Pequim (CEST), 4 de setembro — O repórter do Marca, Amalio Moratalla, publicou uma coluna discutindo o papel do novo reforço do Barcelona, Rodri, na equipe.

Artigo da Coluna
Vou tentar esclarecer a lógica para evitar equívocos. Rodri é o capitão da nossa seleção, vencedor da Bola de Ouro e o coração do meio-campo da equipe espanhola — uma verdadeira lenda. Neste verão, vários gigantes como Real Madrid e Barcelona fizeram ofertas por ele. É uma bênção para nós que ele tenha permanecido na La Liga. Mas observando as formações de meio-campo do Real Madrid e Barcelona, não tenho certeza se ele conseguiria "garantir uma vaga de titular" em qualquer uma das equipes, como Pellegrini frequentemente afirma.
Quando as negociações começaram, ele se inclinou mais para o Barcelona, perdendo assim o Real Madrid. Mas, na minha opinião, o Barcelona realmente não precisava tanto dele. Um exemplo ilustra o problema: há poucos dias, ele jogou 28 minutos contra o Athletic Bilbao e 27 minutos contra o Rayo Vallecano.
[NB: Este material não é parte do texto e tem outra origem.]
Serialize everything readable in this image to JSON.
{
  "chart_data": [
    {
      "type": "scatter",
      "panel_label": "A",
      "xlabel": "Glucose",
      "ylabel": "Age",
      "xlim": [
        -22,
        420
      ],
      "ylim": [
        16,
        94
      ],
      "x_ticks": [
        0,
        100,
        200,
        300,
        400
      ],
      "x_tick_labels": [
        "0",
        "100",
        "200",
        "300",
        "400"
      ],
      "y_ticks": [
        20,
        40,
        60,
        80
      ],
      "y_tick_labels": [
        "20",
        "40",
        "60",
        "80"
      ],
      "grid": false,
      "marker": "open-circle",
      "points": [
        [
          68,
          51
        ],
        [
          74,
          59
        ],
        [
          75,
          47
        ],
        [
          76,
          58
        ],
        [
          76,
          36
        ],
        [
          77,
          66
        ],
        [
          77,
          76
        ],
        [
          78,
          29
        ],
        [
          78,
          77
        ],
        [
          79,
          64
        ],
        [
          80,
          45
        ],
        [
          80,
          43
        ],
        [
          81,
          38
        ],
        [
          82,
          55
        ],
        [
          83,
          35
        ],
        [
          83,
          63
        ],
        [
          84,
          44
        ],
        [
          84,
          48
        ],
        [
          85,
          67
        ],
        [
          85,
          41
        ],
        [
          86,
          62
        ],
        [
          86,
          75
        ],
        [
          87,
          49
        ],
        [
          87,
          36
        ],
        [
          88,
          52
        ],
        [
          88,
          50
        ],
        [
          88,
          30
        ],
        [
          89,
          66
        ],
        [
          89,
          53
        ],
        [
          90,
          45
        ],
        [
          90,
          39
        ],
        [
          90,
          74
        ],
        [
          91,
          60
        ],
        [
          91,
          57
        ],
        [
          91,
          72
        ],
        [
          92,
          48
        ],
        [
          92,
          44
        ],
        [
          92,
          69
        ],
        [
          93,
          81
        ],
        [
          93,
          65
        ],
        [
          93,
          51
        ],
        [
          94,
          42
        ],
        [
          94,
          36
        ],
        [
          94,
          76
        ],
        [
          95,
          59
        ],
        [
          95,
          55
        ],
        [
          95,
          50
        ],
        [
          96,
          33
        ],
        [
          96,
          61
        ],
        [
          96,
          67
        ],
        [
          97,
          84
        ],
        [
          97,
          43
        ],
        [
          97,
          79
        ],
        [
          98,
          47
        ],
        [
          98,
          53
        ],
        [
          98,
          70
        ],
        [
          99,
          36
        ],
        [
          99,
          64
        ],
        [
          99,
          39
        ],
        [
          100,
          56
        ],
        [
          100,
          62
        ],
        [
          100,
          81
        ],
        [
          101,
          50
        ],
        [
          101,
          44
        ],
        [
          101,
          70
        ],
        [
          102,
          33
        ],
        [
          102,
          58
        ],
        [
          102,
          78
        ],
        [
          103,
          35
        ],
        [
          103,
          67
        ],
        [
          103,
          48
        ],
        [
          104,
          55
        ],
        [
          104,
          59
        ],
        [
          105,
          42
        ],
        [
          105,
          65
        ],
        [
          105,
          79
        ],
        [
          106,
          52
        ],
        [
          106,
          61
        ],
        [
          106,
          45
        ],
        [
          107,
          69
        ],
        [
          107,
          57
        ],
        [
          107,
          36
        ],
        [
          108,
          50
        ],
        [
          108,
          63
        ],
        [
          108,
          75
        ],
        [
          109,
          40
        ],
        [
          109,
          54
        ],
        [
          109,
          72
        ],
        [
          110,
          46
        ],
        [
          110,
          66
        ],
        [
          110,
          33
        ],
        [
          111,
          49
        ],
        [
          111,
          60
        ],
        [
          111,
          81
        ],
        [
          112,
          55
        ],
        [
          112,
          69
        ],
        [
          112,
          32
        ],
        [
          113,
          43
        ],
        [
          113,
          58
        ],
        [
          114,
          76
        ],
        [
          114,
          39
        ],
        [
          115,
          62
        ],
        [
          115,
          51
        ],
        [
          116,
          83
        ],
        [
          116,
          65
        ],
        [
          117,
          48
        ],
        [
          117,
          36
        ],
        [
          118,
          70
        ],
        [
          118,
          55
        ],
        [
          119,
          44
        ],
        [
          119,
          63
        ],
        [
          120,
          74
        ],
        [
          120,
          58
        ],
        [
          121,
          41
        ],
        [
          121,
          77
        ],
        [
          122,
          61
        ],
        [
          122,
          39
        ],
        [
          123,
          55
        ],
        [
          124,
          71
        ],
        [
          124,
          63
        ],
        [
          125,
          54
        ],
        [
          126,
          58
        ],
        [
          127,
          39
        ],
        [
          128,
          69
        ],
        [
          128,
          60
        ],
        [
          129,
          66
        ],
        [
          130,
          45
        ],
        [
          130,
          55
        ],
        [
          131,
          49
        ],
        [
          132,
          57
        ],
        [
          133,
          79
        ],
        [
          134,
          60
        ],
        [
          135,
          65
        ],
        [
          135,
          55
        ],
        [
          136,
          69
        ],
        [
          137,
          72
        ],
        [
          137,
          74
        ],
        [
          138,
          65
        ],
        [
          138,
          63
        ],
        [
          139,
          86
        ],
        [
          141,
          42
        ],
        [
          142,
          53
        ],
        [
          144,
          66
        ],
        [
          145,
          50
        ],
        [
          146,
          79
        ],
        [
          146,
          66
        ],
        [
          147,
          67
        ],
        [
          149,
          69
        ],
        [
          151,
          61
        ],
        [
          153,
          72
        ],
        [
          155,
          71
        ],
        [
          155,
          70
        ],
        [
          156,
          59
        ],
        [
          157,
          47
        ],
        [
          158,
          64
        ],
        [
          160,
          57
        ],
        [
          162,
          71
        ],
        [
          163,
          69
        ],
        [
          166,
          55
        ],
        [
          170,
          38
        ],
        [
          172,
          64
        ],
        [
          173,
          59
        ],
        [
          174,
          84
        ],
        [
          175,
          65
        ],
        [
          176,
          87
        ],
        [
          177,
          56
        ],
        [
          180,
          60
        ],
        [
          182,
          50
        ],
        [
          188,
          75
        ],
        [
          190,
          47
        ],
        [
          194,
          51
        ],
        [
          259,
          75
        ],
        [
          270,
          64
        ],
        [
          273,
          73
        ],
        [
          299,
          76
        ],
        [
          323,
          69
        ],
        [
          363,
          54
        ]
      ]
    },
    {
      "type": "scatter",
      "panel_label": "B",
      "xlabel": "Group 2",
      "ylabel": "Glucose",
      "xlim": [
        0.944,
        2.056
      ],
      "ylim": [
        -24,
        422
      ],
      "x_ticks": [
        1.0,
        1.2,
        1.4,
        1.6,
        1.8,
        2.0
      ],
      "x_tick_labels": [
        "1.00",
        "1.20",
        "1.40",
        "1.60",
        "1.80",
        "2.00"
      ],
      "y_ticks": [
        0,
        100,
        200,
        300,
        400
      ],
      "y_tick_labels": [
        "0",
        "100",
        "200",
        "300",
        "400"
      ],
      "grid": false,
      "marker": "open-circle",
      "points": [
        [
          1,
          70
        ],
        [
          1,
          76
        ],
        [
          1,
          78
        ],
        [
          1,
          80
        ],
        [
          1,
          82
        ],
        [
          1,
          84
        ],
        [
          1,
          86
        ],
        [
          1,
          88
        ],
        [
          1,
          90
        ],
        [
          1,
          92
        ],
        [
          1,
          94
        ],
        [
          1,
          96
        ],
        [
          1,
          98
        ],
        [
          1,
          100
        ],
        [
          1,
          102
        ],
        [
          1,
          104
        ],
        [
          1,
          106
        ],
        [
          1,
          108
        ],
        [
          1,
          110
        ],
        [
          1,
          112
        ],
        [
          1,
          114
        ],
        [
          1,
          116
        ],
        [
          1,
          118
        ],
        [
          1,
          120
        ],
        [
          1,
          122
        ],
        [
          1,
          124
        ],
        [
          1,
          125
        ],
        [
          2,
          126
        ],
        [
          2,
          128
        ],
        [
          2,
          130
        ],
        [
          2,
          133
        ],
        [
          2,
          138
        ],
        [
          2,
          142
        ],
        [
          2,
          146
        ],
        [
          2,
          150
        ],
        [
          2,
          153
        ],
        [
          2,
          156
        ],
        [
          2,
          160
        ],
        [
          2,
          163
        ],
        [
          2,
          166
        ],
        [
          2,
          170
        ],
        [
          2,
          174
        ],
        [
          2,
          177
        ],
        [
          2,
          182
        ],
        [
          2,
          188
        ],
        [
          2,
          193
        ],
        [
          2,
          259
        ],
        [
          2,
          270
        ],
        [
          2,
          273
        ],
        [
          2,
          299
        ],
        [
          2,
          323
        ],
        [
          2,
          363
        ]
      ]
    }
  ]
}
Mas a equipe estava funcionando muito bem naquela época, completamente sem a necessidade de ele ser indispensável. A equipe de Flick estava em plena forma, e sua entrada foi mais uma questão de encontrar ritmo de jogo.
Quando Rodri está em campo, é uma "garantia". Seu posicionamento, passe, carisma e comportamento são todos bônus para a equipe. Se ele receber tempo de jogo consistente, como De la Fuente fez na Copa do Mundo, definitivamente se tornará o "núcleo de segurança" do meio-campo do Barcelona. Mas o que me intriga é: se Rodri jogar o jogo completo, quem ficará no banco? Se for usado apenas em grandes jogos — e é de fato um candidato ideal para isso — o efeito pode não ser muito positivo.
Jogadores não são torneiras; você não pode simplesmente ligá-los para obter desempenho e desligá-los quando não precisar. Eles precisam de tempo de jogo, da confiança do treinador e de um ritmo de jogo estável. Somente sob essas condições podem ter o melhor desempenho.
Além disso, os jogadores recuperam gradualmente a forma ao longo da temporada, tornando-se "armas letais". De la Fuente dependeu muito de Rodri na Copa do Mundo; ele teve um desempenho inicial medíocre, mas acabou ganhando o prêmio de melhor jogador. De la Fuente até colocou Pedri no banco durante esse período para tentar diferentes combinações, e essa decisão se provou correta.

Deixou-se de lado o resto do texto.